You might be able to determine this by printf debugging between calling unshared and shared destructors.

-Steve
January 10, 2019
On Thursday, 10 January 2019 at 15:04:25 UTC, Steven Schveighoffer wrote:
> On 1/8/19 7:54 AM, RazvanN wrote:
>> [...]
>
> That is a thread-local static destructor. Are any shared static destructors accessing the array?
>
No, there aren't. Indeed, the problem is as Johan as said: the loadedDSOs should not be wrapped in an array with a destructor because it is manually destroyed.
> You might be able to determine this by printf debugging between calling unshared and shared destructors.
>
> -Steve

January 10, 2019
On 1/10/19 5:12 PM, RazvanN wrote:
> On Thursday, 10 January 2019 at 15:04:25 UTC, Steven Schveighoffer wrote:
>> On 1/8/19 7:54 AM, RazvanN wrote:
>>> [...]
>>
>> That is a thread-local static destructor. Are any shared static destructors accessing the array?
>>
> No, there aren't. Indeed, the problem is as Johan as said: the loadedDSOs should not be wrapped in an array with a destructor because it is manually destroyed.
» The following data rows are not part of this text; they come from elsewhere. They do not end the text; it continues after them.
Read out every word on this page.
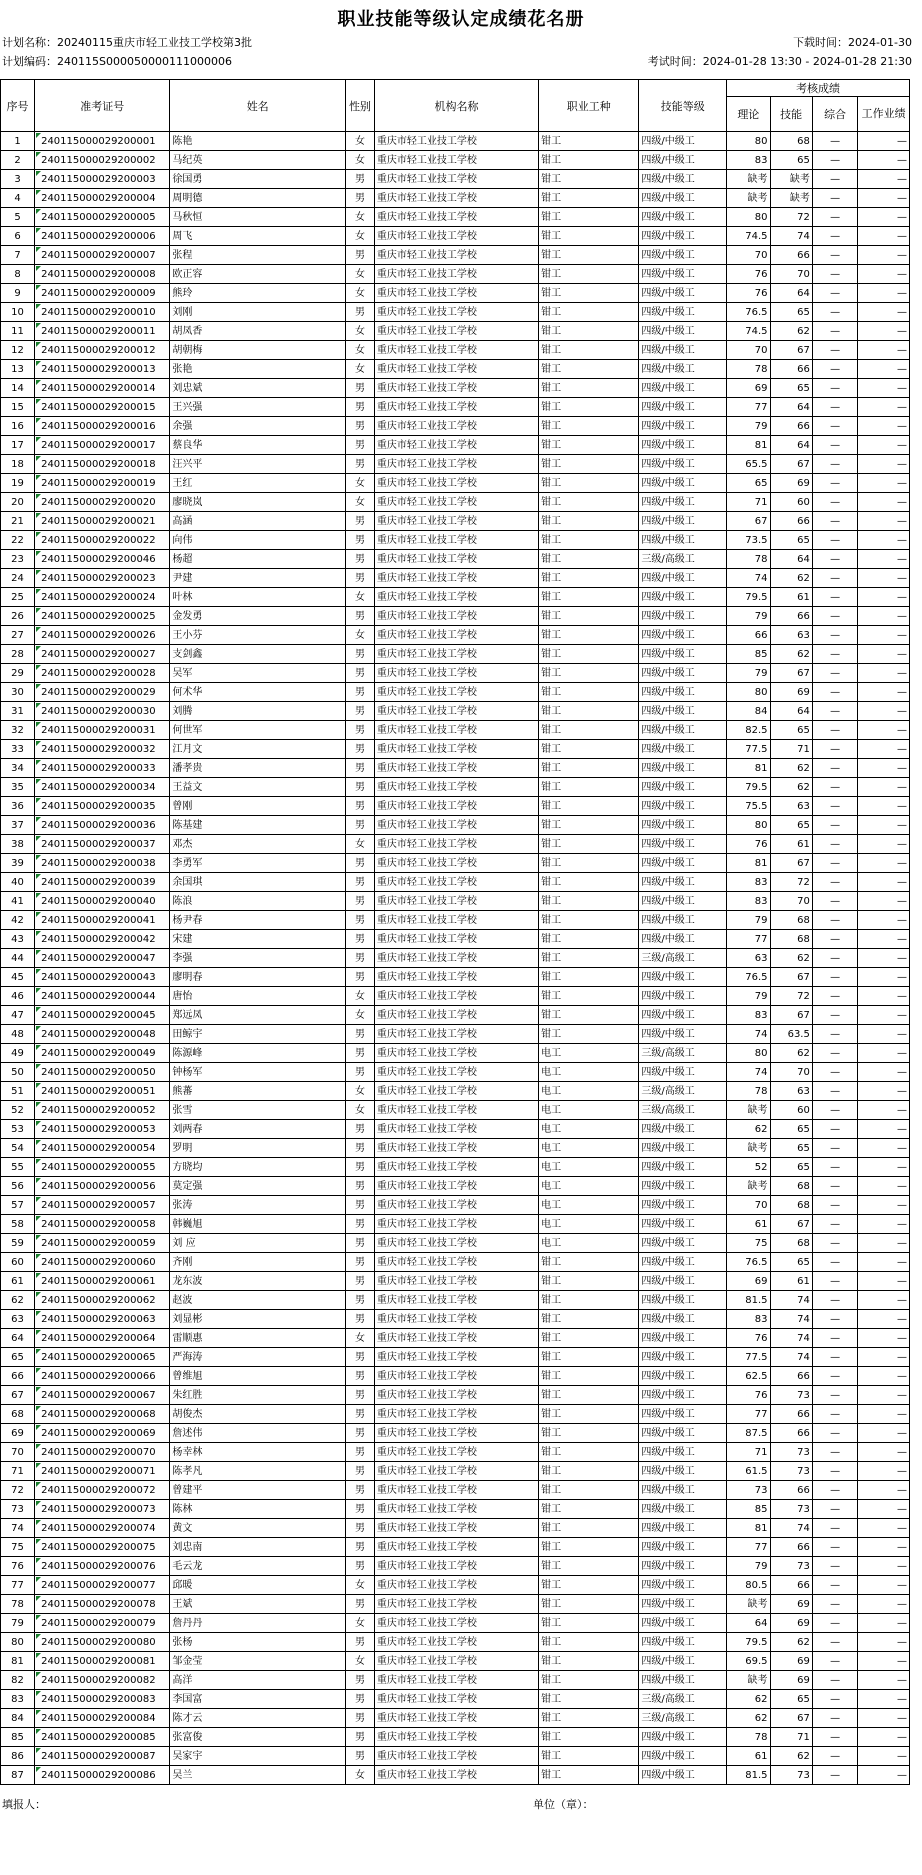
职业技能等级认定成绩花名册
计划名称：20240115重庆市轻工业技工学校第3批	下载时间：2024-01-30
计划编码：240115S000050000111000006	考试时间：2024-01-28 13:30 - 2024-01-28 21:30
序号	准考证号	姓名	性别	机构名称	职业工种	技能等级	考核成绩			
							理论	技能	综合	工作业绩
1	240115000029200001	陈艳	女	重庆市轻工业技工学校	钳工	四级/中级工	80	68	—	—
2	240115000029200002	马纪英	女	重庆市轻工业技工学校	钳工	四级/中级工	83	65	—	—
3	240115000029200003	徐国勇	男	重庆市轻工业技工学校	钳工	四级/中级工	缺考	缺考	—	—
4	240115000029200004	周明德	男	重庆市轻工业技工学校	钳工	四级/中级工	缺考	缺考	—	—
5	240115000029200005	马秋恒	女	重庆市轻工业技工学校	钳工	四级/中级工	80	72	—	—
6	240115000029200006	周飞	女	重庆市轻工业技工学校	钳工	四级/中级工	74.5	74	—	—
7	240115000029200007	张程	男	重庆市轻工业技工学校	钳工	四级/中级工	70	66	—	—
8	240115000029200008	欧正容	女	重庆市轻工业技工学校	钳工	四级/中级工	76	70	—	—
9	240115000029200009	熊玲	女	重庆市轻工业技工学校	钳工	四级/中级工	76	64	—	—
10	240115000029200010	刘刚	男	重庆市轻工业技工学校	钳工	四级/中级工	76.5	65	—	—
11	240115000029200011	胡凤香	女	重庆市轻工业技工学校	钳工	四级/中级工	74.5	62	—	—
12	240115000029200012	胡朝梅	女	重庆市轻工业技工学校	钳工	四级/中级工	70	67	—	—
13	240115000029200013	张艳	女	重庆市轻工业技工学校	钳工	四级/中级工	78	66	—	—
14	240115000029200014	刘忠斌	男	重庆市轻工业技工学校	钳工	四级/中级工	69	65	—	—
15	240115000029200015	王兴强	男	重庆市轻工业技工学校	钳工	四级/中级工	77	64	—	—
16	240115000029200016	余强	男	重庆市轻工业技工学校	钳工	四级/中级工	79	66	—	—
17	240115000029200017	蔡良华	男	重庆市轻工业技工学校	钳工	四级/中级工	81	64	—	—
18	240115000029200018	汪兴平	男	重庆市轻工业技工学校	钳工	四级/中级工	65.5	67	—	—
19	240115000029200019	王红	女	重庆市轻工业技工学校	钳工	四级/中级工	65	69	—	—
20	240115000029200020	廖晓岚	女	重庆市轻工业技工学校	钳工	四级/中级工	71	60	—	—
21	240115000029200021	高涵	男	重庆市轻工业技工学校	钳工	四级/中级工	67	66	—	—
22	240115000029200022	向伟	男	重庆市轻工业技工学校	钳工	四级/中级工	73.5	65	—	—
23	240115000029200046	杨超	男	重庆市轻工业技工学校	钳工	三级/高级工	78	64	—	—
24	240115000029200023	尹建	男	重庆市轻工业技工学校	钳工	四级/中级工	74	62	—	—
25	240115000029200024	叶林	女	重庆市轻工业技工学校	钳工	四级/中级工	79.5	61	—	—
26	240115000029200025	金发勇	男	重庆市轻工业技工学校	钳工	四级/中级工	79	66	—	—
27	240115000029200026	王小芬	女	重庆市轻工业技工学校	钳工	四级/中级工	66	63	—	—
28	240115000029200027	支剑鑫	男	重庆市轻工业技工学校	钳工	四级/中级工	85	62	—	—
29	240115000029200028	吴军	男	重庆市轻工业技工学校	钳工	四级/中级工	79	67	—	—
30	240115000029200029	何术华	男	重庆市轻工业技工学校	钳工	四级/中级工	80	69	—	—
31	240115000029200030	刘腾	男	重庆市轻工业技工学校	钳工	四级/中级工	84	64	—	—
32	240115000029200031	何世军	男	重庆市轻工业技工学校	钳工	四级/中级工	82.5	65	—	—
33	240115000029200032	江月文	男	重庆市轻工业技工学校	钳工	四级/中级工	77.5	71	—	—
34	240115000029200033	潘孝贵	男	重庆市轻工业技工学校	钳工	四级/中级工	81	62	—	—
35	240115000029200034	王益文	男	重庆市轻工业技工学校	钳工	四级/中级工	79.5	62	—	—
36	240115000029200035	曾刚	男	重庆市轻工业技工学校	钳工	四级/中级工	75.5	63	—	—
37	240115000029200036	陈基建	男	重庆市轻工业技工学校	钳工	四级/中级工	80	65	—	—
38	240115000029200037	邓杰	女	重庆市轻工业技工学校	钳工	四级/中级工	76	61	—	—
39	240115000029200038	李勇军	男	重庆市轻工业技工学校	钳工	四级/中级工	81	67	—	—
40	240115000029200039	余国琪	男	重庆市轻工业技工学校	钳工	四级/中级工	83	72	—	—
41	240115000029200040	陈浪	男	重庆市轻工业技工学校	钳工	四级/中级工	83	70	—	—
42	240115000029200041	杨尹春	男	重庆市轻工业技工学校	钳工	四级/中级工	79	68	—	—
43	240115000029200042	宋建	男	重庆市轻工业技工学校	钳工	四级/中级工	77	68	—	—
44	240115000029200047	李强	男	重庆市轻工业技工学校	钳工	三级/高级工	63	62	—	—
45	240115000029200043	廖明春	男	重庆市轻工业技工学校	钳工	四级/中级工	76.5	67	—	—
46	240115000029200044	唐怡	女	重庆市轻工业技工学校	钳工	四级/中级工	79	72	—	—
47	240115000029200045	郑远凤	女	重庆市轻工业技工学校	钳工	四级/中级工	83	67	—	—
48	240115000029200048	田鲸宇	男	重庆市轻工业技工学校	钳工	四级/中级工	74	63.5	—	—
49	240115000029200049	陈源峰	男	重庆市轻工业技工学校	电工	三级/高级工	80	62	—	—
50	240115000029200050	钟杨军	男	重庆市轻工业技工学校	电工	四级/中级工	74	70	—	—
51	240115000029200051	熊蕃	女	重庆市轻工业技工学校	电工	三级/高级工	78	63	—	—
52	240115000029200052	张雪	女	重庆市轻工业技工学校	电工	三级/高级工	缺考	60	—	—
53	240115000029200053	刘两春	男	重庆市轻工业技工学校	电工	四级/中级工	62	65	—	—
54	240115000029200054	罗明	男	重庆市轻工业技工学校	电工	四级/中级工	缺考	65	—	—
55	240115000029200055	方晓均	男	重庆市轻工业技工学校	电工	四级/中级工	52	65	—	—
56	240115000029200056	莫定强	男	重庆市轻工业技工学校	电工	四级/中级工	缺考	68	—	—
57	240115000029200057	张涛	男	重庆市轻工业技工学校	电工	四级/中级工	70	68	—	—
58	240115000029200058	韩巍旭	男	重庆市轻工业技工学校	电工	四级/中级工	61	67	—	—
59	240115000029200059	刘 应	男	重庆市轻工业技工学校	电工	四级/中级工	75	68	—	—
60	240115000029200060	齐刚	男	重庆市轻工业技工学校	钳工	四级/中级工	76.5	65	—	—
61	240115000029200061	龙东波	男	重庆市轻工业技工学校	钳工	四级/中级工	69	61	—	—
62	240115000029200062	赵波	男	重庆市轻工业技工学校	钳工	四级/中级工	81.5	74	—	—
63	240115000029200063	刘显彬	男	重庆市轻工业技工学校	钳工	四级/中级工	83	74	—	—
64	240115000029200064	雷顺惠	女	重庆市轻工业技工学校	钳工	四级/中级工	76	74	—	—
65	240115000029200065	严海涛	男	重庆市轻工业技工学校	钳工	四级/中级工	77.5	74	—	—
66	240115000029200066	曾维旭	男	重庆市轻工业技工学校	钳工	四级/中级工	62.5	66	—	—
67	240115000029200067	朱红胜	男	重庆市轻工业技工学校	钳工	四级/中级工	76	73	—	—
68	240115000029200068	胡俊杰	男	重庆市轻工业技工学校	钳工	四级/中级工	77	66	—	—
69	240115000029200069	詹述伟	男	重庆市轻工业技工学校	钳工	四级/中级工	87.5	66	—	—
70	240115000029200070	杨幸林	男	重庆市轻工业技工学校	钳工	四级/中级工	71	73	—	—
71	240115000029200071	陈孝凡	男	重庆市轻工业技工学校	钳工	四级/中级工	61.5	73	—	—
72	240115000029200072	曾建平	男	重庆市轻工业技工学校	钳工	四级/中级工	73	66	—	—
73	240115000029200073	陈林	男	重庆市轻工业技工学校	钳工	四级/中级工	85	73	—	—
74	240115000029200074	黄文	男	重庆市轻工业技工学校	钳工	四级/中级工	81	74	—	—
75	240115000029200075	刘忠南	男	重庆市轻工业技工学校	钳工	四级/中级工	77	66	—	—
76	240115000029200076	毛云龙	男	重庆市轻工业技工学校	钳工	四级/中级工	79	73	—	—
77	240115000029200077	邱暖	女	重庆市轻工业技工学校	钳工	四级/中级工	80.5	66	—	—
78	240115000029200078	王斌	男	重庆市轻工业技工学校	钳工	四级/中级工	缺考	69	—	—
79	240115000029200079	詹丹丹	女	重庆市轻工业技工学校	钳工	四级/中级工	64	69	—	—
80	240115000029200080	张杨	男	重庆市轻工业技工学校	钳工	四级/中级工	79.5	62	—	—
81	240115000029200081	邹金莹	女	重庆市轻工业技工学校	钳工	四级/中级工	69.5	69	—	—
82	240115000029200082	高洋	男	重庆市轻工业技工学校	钳工	四级/中级工	缺考	69	—	—
83	240115000029200083	李国富	男	重庆市轻工业技工学校	钳工	三级/高级工	62	65	—	—
84	240115000029200084	陈才云	男	重庆市轻工业技工学校	钳工	三级/高级工	62	67	—	—
85	240115000029200085	张富俊	男	重庆市轻工业技工学校	钳工	四级/中级工	78	71	—	—
86	240115000029200087	吴家宇	男	重庆市轻工业技工学校	钳工	四级/中级工	61	62	—	—
87	240115000029200086	吴兰	女	重庆市轻工业技工学校	钳工	四级/中级工	81.5	73	—	—
填报人：	单位（章）：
Hm... is this a sign of how things will be once the (necessary IMO) change to destroying globals is deployed?

-Steve
January 11, 2019
On Thursday, 10 January 2019 at 23:04:37 UTC, Steven Schveighoffer wrote:
> On 1/10/19 5:12 PM, RazvanN wrote:
>> On Thursday, 10 January 2019 at 15:04:25 UTC, Steven Schveighoffer wrote:
>>> On 1/8/19 7:54 AM, RazvanN wrote:
>>>> [...]
>>>
>>> That is a thread-local static destructor. Are any shared static destructors accessing the array?
>>>
>> No, there aren't. Indeed, the problem is as Johan as said: the loadedDSOs should not be wrapped in an array with a destructor because it is manually destroyed.
>
> Hm... is this a sign of how things will be once the (necessary IMO) change to destroying globals is deployed?
>
> -Steve

At least for this specific situation, yes.